Jun 19, 2010

Proeza mayor

A pesar de los constantes esfuerzos, no muy intensos, pero sí persistentes de continuar sumergida en las ciénegas de la insensibilidad, te incrustaste.
Ni siquiera lo vi venir, de pronto volví la mirada y ahí estabas, justo frente a mis narices. Primero te miré y no te reconocí. Poco sospeché que tú ibas a romper esa cadena de victorias, evitando que me retirara invicta. Lo intuí, es verdad; esa sonrisa y esos ojos me decían que algo diferente iba a suceder.
Y luego de un parpadeo, ya estabas dentro. Justo un parpadeo bastó para que tú, aprovechando mi descuido -tal vez viendo como se posaba aquella mariposa sobre aquella cáscara de mandarina tirada en el pasto- te metieras.

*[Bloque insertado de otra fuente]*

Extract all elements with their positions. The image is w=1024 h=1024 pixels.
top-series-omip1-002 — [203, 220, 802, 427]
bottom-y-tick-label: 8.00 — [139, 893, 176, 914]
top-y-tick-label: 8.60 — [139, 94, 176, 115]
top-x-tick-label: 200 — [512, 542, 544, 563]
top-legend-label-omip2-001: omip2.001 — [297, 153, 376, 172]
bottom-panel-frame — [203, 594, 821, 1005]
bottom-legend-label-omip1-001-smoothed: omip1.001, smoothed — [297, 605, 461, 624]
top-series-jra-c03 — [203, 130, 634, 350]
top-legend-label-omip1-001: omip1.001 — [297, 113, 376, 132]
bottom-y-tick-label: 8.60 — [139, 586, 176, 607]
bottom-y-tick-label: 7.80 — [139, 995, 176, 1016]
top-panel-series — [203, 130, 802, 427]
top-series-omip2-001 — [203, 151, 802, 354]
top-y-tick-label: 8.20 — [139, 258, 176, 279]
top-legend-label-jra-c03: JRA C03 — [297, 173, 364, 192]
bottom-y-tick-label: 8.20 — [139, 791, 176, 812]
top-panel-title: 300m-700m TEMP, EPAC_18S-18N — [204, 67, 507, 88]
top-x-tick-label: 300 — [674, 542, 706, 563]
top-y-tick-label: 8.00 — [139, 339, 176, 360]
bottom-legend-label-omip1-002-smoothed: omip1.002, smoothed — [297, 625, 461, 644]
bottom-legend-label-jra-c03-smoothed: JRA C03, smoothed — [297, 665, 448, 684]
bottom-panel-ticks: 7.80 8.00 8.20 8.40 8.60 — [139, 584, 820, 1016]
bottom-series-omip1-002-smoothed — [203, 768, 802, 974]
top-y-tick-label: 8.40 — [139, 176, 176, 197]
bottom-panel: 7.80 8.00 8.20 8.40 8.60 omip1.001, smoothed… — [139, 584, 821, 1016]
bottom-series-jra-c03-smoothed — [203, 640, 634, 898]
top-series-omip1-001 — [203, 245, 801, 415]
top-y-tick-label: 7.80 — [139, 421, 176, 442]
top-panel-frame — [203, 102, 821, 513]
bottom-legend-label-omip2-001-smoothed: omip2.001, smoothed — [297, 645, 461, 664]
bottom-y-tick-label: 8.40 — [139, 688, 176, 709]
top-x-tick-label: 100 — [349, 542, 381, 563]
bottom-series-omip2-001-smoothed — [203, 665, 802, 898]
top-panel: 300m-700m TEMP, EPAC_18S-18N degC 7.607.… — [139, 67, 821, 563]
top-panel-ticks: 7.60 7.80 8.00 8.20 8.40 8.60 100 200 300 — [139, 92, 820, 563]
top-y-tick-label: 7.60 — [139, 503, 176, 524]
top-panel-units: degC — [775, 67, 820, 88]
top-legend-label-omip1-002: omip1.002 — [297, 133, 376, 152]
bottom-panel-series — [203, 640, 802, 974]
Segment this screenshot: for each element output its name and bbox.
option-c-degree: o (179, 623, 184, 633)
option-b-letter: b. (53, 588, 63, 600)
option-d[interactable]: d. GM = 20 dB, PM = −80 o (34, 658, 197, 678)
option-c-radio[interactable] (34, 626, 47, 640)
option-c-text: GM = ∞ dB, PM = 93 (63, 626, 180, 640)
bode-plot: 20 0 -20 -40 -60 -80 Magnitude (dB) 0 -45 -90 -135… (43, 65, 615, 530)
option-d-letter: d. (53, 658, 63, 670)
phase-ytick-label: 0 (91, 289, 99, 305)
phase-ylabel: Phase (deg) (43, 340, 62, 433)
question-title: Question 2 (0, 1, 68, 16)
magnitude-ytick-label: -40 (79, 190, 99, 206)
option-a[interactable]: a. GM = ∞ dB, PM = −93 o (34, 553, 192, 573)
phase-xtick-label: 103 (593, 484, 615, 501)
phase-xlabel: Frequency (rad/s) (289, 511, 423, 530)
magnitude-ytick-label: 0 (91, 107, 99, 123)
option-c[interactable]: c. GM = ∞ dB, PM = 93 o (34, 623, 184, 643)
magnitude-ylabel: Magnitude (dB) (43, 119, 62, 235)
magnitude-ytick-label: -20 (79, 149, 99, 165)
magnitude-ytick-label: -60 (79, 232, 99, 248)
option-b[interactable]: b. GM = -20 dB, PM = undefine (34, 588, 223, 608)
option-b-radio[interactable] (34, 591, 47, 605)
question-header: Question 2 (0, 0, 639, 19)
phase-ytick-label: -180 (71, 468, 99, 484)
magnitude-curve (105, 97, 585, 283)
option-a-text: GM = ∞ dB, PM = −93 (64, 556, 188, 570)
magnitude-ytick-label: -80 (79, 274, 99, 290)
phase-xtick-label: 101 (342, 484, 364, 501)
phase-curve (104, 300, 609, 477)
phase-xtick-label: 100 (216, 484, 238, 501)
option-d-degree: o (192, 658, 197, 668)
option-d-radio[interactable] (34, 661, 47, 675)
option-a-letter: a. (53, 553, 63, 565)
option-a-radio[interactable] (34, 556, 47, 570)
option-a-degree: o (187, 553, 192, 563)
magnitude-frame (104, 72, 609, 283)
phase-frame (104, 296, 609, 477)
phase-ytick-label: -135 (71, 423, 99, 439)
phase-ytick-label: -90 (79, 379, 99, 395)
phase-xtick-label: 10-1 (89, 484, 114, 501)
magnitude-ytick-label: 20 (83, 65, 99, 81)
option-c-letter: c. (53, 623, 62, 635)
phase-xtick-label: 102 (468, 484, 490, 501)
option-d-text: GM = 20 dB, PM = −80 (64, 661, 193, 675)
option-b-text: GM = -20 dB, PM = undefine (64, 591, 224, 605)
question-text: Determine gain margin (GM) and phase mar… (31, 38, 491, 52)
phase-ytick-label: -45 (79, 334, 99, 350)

Sí, lo acepto, fue un parpadeo pero ¿Quién sabe cuánto dura un parpadeo? Sé que un parpadeo es realizado por un párpado, pero no solo nosotros los animales tenemos párpados.
¿No me crees? Un día que hayas comido bien, y cenado ligero, sube a la azotea de tu casa en la noche, y mira hacia arriba. Si tienes la suerte de que se asome la luna entre las turbias avenidas del cielo citadino, obsérvala un buen rato. Te aseguro que notarás que te guiña el ojo. Pero no me creas nada y compruébalo. No son las estrellas las que nos guiñan el ojo, sino la luna. Y bueno, un guiño no es lo mismo que un parpadeo, pero ambos requieren párpados, espero en eso estés de acuerdo.
Tú te incrustaste en un parpadeo de luna. No me preguntes cuánto dura eso, soy ignorante y eso es una de las muchas cosas que ignoro. Sólo sé que fue en un parpadeo de luna. Y me sacudiste por adentro, me diste a entender que ahora sí había sido vencida y que luchar de ahí en adelante sería en vano. Lo entendí, soy testaruda, pero esta vez lo entendí. No sé como hiciste para que entendiera tan pronto. Luego dudaste, no supe que había pasado. Me sabía vencida, y también sabía que mi derrota era independiente de que tú decidieras no asumir tu victoria y retirarte antes de mancharte un poco de mi sangre o lágrimas, dependiendo de la violencia que utilizaras para vencerme.

Yo consideré tu lucha una muy pacífica, racional, sutil, diría yo. Es probable que yo estuviera cansada de las luchas pasadas, y por eso no mostré mucha resistencia, es probable también –y en mucho mayor medida, realmente- que tu sonrisa, tus ojos y tu voz hayan sido decisivos en el proceso de embelesamiento que me hizo descuidarme durante el tiempo que dura un parpadeo lunar y que no sé trasladar al sistema de medición que asignamos al tiempo.

Lo importante es que después decidiste que sí querías tu victoria, y es por eso que ahora, después de que me ganaste, no hay podio, nadie está en el primer o segundo lugar. En vez de podio, hay un puente colgante, dinámico, intrépido, divertido, y horizontal. ¿Sabes que horizontal, tomando en cuenta que medimos casi lo mismo -del cielo a nuestras cabezas, si quieres verlo napoleónicamente- significa igual? Miro a mi lado y veo tus ojos. Respiro a la derecha e inspiro tu nariz. Muevo mis labios y encuentro los tuyos, los beso, por supuesto. Escucho al lado mío, y oigo tus oídos, percibir a mi lado y siento tus manos. Me inclino al lado y noto tu presencia, tu cuerpo. Está a la misma altura que el mío. Ya no hay vencidas, no hay derrota ni victoria, sometidas, esclavos ni conquistadoras.

Ahora que estás aquí, después de abrirme de par en par y hacerme mirar dentro, veo que no fui vencida, sino redimida, que no perdí nada sino lo encontré todo, que no te tengo sino nos tenemos, que no estoy contenta sino soy feliz, que no lloro sino lluevo, que no huyo, sino permanezco. Ahora que estás aquí, y no hay nada que analizar, que te quiero y me quieres, que llegaste y llegué, ambas al mismo tiempo y al mismo lugar, ahora sé que sólo estamos tú y yo. Lo demás son minucias necesarias que hacen que el mundo siga rotando y trasladándose para que cada día haya un sol y cada noche una luna; y así cada día amanezcas tú y anochezca yo, amanezca yo y anochezcas tú, y a veces, algunas veces, el cielo entero se eclipse para que todo, lo que tú conoces y yo desconozco, lo que tú ignoras y yo pretendo saber, continúe como hasta ahora y estemos, otra vez y por un tiempo indeterminado que podría ser el de un bostezo del sol, juntas tú y yo.